Lo ripeto da settimane: il disegno, a livello internazionale, è di mettere a tacere le voci davvero libere e, soprattutto, quelle che promuovono idee contrarie al mainstream. Ad esempio quelle di chi si oppone all’euro.

L’opera di normalizzazione avanza rapidamente. In Francia nei giorni scorsi hanno chiuso il blog di un economista del calibro di Jacques Sapir, colpevole di essere troppo eretico, di smontare da tempo i falsi miti della moneta unica e di non essere allineato all’establishment, men che meno al piccolo Napoleone Emmanuel Macron.

Ora vengo a scoprire che You Tube ha chiuso il canale video di Scenarieconomici.it , il sito di Antonio Rinaldi, un altro esponente del fronte no euro. La colpa? Misteriosa. Nella notifica ricevuta da Rinaldi si parla di “ripetute e gravi violazioni delle regole della community” ma non si precisa quali. Come un vero Grande Fratello, You Tube decide di censurare un canale, vestendo al contempo i panni dell’inquisitore e del giudice. Già perché a vagliare il ricorso presentato da Rinaldi è stata la stessa You Tube, respingendolo ovviamente.

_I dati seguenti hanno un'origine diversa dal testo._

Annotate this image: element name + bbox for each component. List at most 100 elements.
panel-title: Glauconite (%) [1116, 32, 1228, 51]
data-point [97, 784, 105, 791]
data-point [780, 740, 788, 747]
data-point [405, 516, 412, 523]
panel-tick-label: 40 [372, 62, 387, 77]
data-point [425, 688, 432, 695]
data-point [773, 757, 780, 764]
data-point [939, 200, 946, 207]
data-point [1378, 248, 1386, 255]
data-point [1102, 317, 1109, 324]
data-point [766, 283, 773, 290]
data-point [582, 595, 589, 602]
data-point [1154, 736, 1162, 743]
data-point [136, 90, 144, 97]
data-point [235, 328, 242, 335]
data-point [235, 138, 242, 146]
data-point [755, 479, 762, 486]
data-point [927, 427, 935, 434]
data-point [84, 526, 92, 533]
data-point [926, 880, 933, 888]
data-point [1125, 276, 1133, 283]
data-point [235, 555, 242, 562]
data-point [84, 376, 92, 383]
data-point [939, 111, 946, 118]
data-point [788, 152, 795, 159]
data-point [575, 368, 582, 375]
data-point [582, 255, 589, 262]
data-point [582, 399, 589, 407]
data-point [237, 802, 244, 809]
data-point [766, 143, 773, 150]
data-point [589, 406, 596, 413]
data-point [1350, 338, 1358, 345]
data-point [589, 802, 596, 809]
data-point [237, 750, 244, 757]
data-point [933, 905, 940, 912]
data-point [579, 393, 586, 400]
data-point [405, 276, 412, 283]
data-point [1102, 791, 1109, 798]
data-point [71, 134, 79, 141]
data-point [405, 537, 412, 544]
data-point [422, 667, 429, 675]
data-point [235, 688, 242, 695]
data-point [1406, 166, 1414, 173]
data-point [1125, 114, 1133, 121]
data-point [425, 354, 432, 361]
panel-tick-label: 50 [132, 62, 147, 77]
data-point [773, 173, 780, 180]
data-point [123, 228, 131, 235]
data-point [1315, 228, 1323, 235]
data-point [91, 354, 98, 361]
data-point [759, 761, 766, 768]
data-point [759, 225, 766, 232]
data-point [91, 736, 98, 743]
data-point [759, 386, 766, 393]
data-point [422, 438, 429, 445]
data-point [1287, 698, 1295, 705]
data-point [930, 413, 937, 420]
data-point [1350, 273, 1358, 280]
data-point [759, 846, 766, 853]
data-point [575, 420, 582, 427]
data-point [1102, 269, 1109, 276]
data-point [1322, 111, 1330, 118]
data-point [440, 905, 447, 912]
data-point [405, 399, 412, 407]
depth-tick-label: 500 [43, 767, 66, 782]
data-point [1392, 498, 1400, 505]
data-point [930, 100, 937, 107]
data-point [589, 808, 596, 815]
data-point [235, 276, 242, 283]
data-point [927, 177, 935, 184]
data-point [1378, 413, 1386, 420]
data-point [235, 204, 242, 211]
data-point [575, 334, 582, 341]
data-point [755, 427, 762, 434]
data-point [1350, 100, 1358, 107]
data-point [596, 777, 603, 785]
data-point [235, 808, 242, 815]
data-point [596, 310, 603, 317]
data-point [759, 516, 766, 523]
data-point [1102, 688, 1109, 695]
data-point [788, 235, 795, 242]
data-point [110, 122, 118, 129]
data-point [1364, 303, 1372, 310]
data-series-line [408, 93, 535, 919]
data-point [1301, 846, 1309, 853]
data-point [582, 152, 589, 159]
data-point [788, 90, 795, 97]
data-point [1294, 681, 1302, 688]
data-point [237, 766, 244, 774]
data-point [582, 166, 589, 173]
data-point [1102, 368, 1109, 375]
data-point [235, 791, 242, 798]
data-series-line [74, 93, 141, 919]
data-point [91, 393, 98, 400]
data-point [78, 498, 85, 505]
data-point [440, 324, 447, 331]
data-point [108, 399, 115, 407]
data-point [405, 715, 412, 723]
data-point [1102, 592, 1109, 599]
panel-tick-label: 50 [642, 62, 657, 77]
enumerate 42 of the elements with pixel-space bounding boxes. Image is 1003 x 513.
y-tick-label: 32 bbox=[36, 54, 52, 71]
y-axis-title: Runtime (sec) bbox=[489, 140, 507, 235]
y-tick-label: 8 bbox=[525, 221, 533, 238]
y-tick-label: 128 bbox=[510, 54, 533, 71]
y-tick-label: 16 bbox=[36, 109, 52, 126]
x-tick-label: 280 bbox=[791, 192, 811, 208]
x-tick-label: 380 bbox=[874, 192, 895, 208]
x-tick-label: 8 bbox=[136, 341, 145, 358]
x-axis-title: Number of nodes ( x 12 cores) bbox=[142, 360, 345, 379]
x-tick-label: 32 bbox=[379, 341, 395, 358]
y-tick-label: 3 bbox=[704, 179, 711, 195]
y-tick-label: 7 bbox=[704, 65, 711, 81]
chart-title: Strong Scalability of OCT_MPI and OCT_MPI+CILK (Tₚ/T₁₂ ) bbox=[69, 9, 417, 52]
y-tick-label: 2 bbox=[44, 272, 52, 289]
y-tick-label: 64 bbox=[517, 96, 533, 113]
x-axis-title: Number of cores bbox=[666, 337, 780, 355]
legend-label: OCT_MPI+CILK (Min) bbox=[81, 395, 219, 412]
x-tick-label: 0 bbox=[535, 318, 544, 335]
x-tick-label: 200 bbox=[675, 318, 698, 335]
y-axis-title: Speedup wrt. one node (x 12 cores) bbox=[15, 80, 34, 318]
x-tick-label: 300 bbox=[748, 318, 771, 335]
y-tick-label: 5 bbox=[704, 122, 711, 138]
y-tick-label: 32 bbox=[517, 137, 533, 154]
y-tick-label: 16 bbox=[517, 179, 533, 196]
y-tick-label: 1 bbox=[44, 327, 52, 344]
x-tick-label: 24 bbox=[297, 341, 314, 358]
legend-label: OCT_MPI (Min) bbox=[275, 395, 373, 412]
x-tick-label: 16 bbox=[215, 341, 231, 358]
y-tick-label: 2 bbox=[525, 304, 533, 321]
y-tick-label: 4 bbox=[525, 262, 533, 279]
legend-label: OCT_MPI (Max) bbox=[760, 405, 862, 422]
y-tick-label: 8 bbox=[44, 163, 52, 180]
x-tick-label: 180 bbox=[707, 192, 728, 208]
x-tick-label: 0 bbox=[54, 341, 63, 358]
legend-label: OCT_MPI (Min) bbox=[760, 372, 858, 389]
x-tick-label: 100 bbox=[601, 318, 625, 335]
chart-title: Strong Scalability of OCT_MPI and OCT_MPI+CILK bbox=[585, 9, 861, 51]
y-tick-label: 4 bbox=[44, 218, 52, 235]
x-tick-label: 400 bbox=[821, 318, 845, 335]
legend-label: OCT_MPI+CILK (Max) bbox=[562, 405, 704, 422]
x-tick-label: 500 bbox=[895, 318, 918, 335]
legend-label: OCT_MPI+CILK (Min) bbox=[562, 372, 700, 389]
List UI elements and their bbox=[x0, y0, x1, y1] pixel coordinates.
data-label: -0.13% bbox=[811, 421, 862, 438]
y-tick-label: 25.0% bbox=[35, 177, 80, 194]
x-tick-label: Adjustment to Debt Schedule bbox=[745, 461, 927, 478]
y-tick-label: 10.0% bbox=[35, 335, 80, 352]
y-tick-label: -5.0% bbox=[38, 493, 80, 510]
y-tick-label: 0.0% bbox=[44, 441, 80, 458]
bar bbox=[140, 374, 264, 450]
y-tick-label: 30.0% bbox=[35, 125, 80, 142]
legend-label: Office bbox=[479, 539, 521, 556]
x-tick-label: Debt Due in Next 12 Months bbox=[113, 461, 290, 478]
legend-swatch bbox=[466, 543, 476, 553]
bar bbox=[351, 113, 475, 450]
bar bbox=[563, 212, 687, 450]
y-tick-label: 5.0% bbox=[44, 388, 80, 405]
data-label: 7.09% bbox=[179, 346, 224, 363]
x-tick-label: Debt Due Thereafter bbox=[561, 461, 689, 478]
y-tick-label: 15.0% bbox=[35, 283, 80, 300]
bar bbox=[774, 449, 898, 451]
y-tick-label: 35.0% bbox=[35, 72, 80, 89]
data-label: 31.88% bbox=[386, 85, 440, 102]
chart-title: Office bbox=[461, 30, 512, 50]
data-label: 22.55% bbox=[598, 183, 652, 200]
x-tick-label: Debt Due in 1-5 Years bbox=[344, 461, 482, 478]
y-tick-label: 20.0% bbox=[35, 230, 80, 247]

Io non posso che esprimere la mia totale, indignata solidarietà ad Antonio Rinaldi, rilevando con rabbia il silenzio dei giornalisti, che non hanno scritto nulla sul disegno di legge Gentiloni e nemmeno sulla censura a Rinaldi. In un caso e nell’altro, siamo stati Claudio Messora (qui l’intervista di Byoblu a Rinaldi) ed io a urlare la nostra indignazione. In perfetta solitudine mediatica.

I miei due post contro il gravissimo disegno di legge del finto buonista Gentiloni sono stati letti in poche ore da oltre 100 mila persone. Numeri impressionanti per un blog. Incoraggianti. Ma quel che sta avvenendo è gravissimo. Chi sarà il prossimo a venire censurato?

La battaglia di Antonio Rinaldi, di Alberto Bagnai, di Claudio Messora, di Enrica Perrucchietti, di Pino Cabras, degli anticonformisti de Gli Occhi della Guerra, mia e di altri pensatori liberi, di qualunque orientamento politico, continuerà; cambiando piattaforme e canali all’occorrenza.

Ma mai come ora abbiamo bisogno di voi. Unite le vostre voci al nostro dissenso! Dimostrate che siamo tanti, tantissimi e che non vi lascerete intimidire!

Difendete, come noi e con noi, la libertà e la democrazia!